Neste ponto, é fundamental lembrar que a televisão digital não é apenas uma televisão mais sofisticada, com som e imagem melhores. A plataforma digital, uma vez instalada, cria um modelo de negócio completamente diferente para a televisão, porque permite a prestação de uma série de outros serviços. Isso faz com que se tenha que redesenhar o modelo de negócio, recepcionando todas essas possíveis aplicações, como disse o ex-Presidente da Anatel, Renato Guerreiro.

Assim, o que parecia ser apenas uma opção por um formato tecnológico revelou-se uma mudança tremendamente mais importante. É que, além dos benefícios diretos da introdução desse padrão de televisão no Brasil, o Governo brasileiro percebeu que seria oportuno vincular esse avanço ao modelo de negócios de importância estratégica capaz de proporcionar ao País um bom número de vantagens econômicas, industriais, tecnológicas e comerciais, segundo o jornal O Estado de S. Paulo do último dia 26.

A decisão tornou-se, assim, bastante mais complexa. Para dar idéia do conjunto de fatores que a envolve, a Argentina já havia tomado a sua decisão, escolhendo o modelo americano. Mas, diante da possibilidade de os países do Mercosul tomarem uma outra decisão, a Argentina recuou e agora discute uma solução conjunta.

Assim, no mês de maio deste ano, os presidentes dos órgãos reguladores do Brasil, Argentina, Paraguai e Uruguai, mais representantes do Chile e da Bolívia, reuniram-se em Buenos Aires para conversar sobre os avanços de seus estudos a propósito dos padrões de TV digital e da terceira geração de telefonia móvel, ao qual a TV digital está estreitamente ligada.

A escolha deve acontecer sobre um dos três sistemas em análise: o ATSC, americano, lançado em 1998 e já utilizado por 28 estações de televisão em dez cidades dos Estados Unidos; o DVB, europeu, utilizado na Inglaterra e em implantação na Europa Continental; e o ISDB-T, japonês, que deve entrar em operação no Japão em 2003.

O processo de escolha não é simples. As principais redes de televisão brasileiras, por exemplo, não estão falando a mesma linguagem quando se trata de decisão sobre a implantação da TV digital no País, segundo a Folha de S.Paulo, de 4 de março passado. Esse desentendimento acabou levando à fragmentação da Associação Brasileira de Emissoras de Rádio e Televisão (Abert), em março, com a saída das redes Record, Bandeirantes e SBT. Curioso é que nem mesmo as três dissidentes têm ainda consenso formado sobre o assunto, segundo a Folha.

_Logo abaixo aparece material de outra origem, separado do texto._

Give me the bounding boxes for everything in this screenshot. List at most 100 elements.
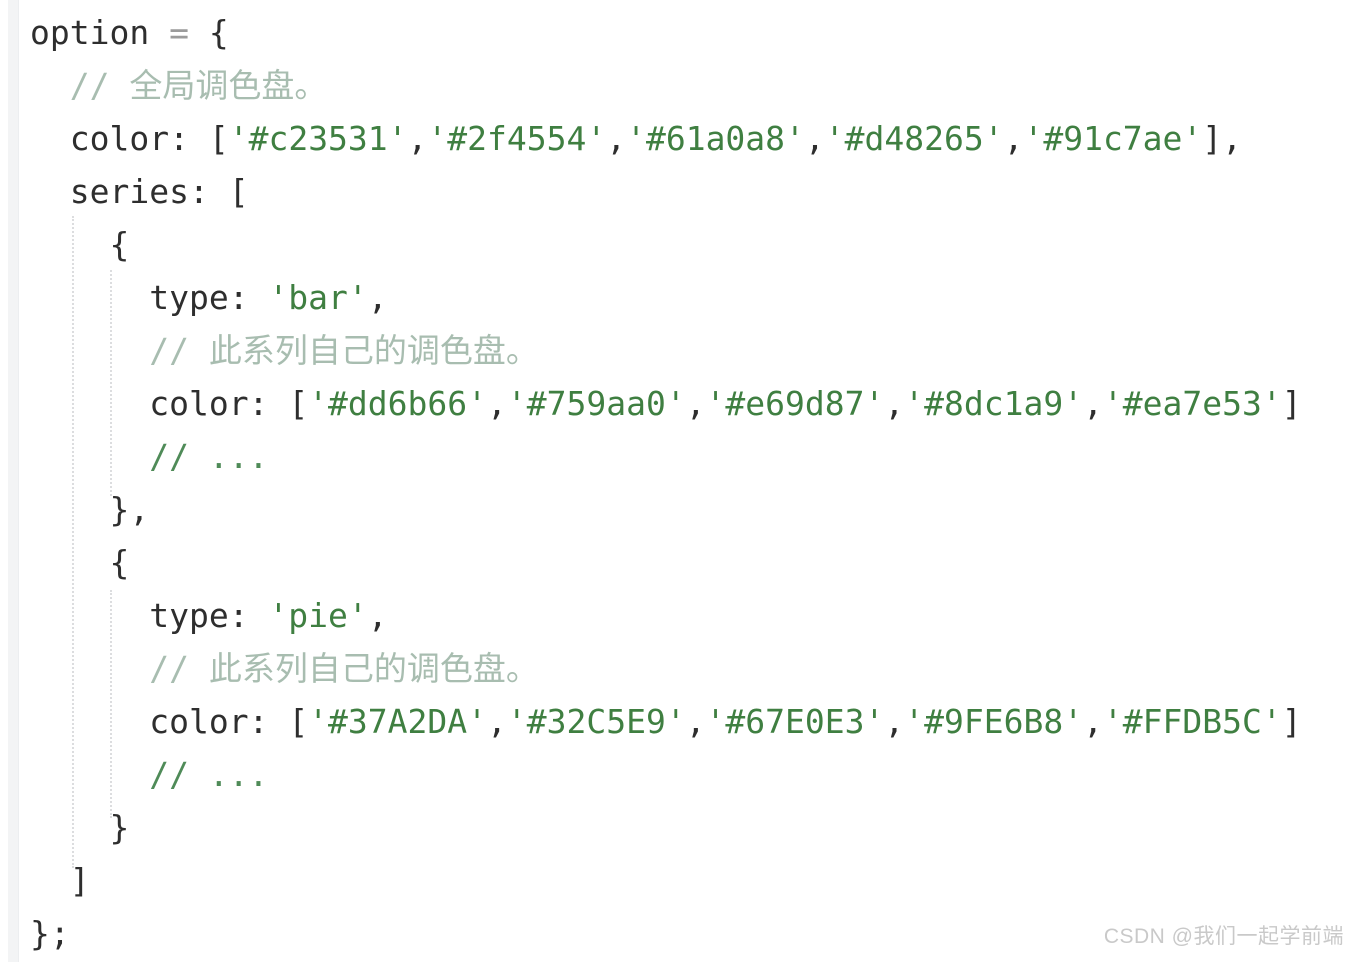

A Abert e a Sociedade Brasileira de Engenharia de Televisão (SET) vêm realizando testes com os três sistemas e são favoráveis ao sistema japonês. De acordo com a Folha de S.Paulo, a Bandeirantes desconfia que apenas os interesses da Globo estejam sendo levados em conta e não concorda com a pressão da concorrente por uma solução rápida, até por não ter os recursos necessários à aquisição dos equipamentos para a realização da transição de imediato.

Enquanto isso, americanos e europeus também trabalham pelos seus sistemas. Lutando pelo sistema europeu, estiveram em Brasília a Ministra do Comércio britânica, Baronesa Elizabeth Symons, e o Comissário de Comércio da União Européia, Pascal Lamy. Pela ATSC, americana, tem vindo ao Brasil Robert Graves, cuja ação tem sido reforçada pela Secretaria de Estado e pelo Federal Communications Commission, a agência americana de comunicações.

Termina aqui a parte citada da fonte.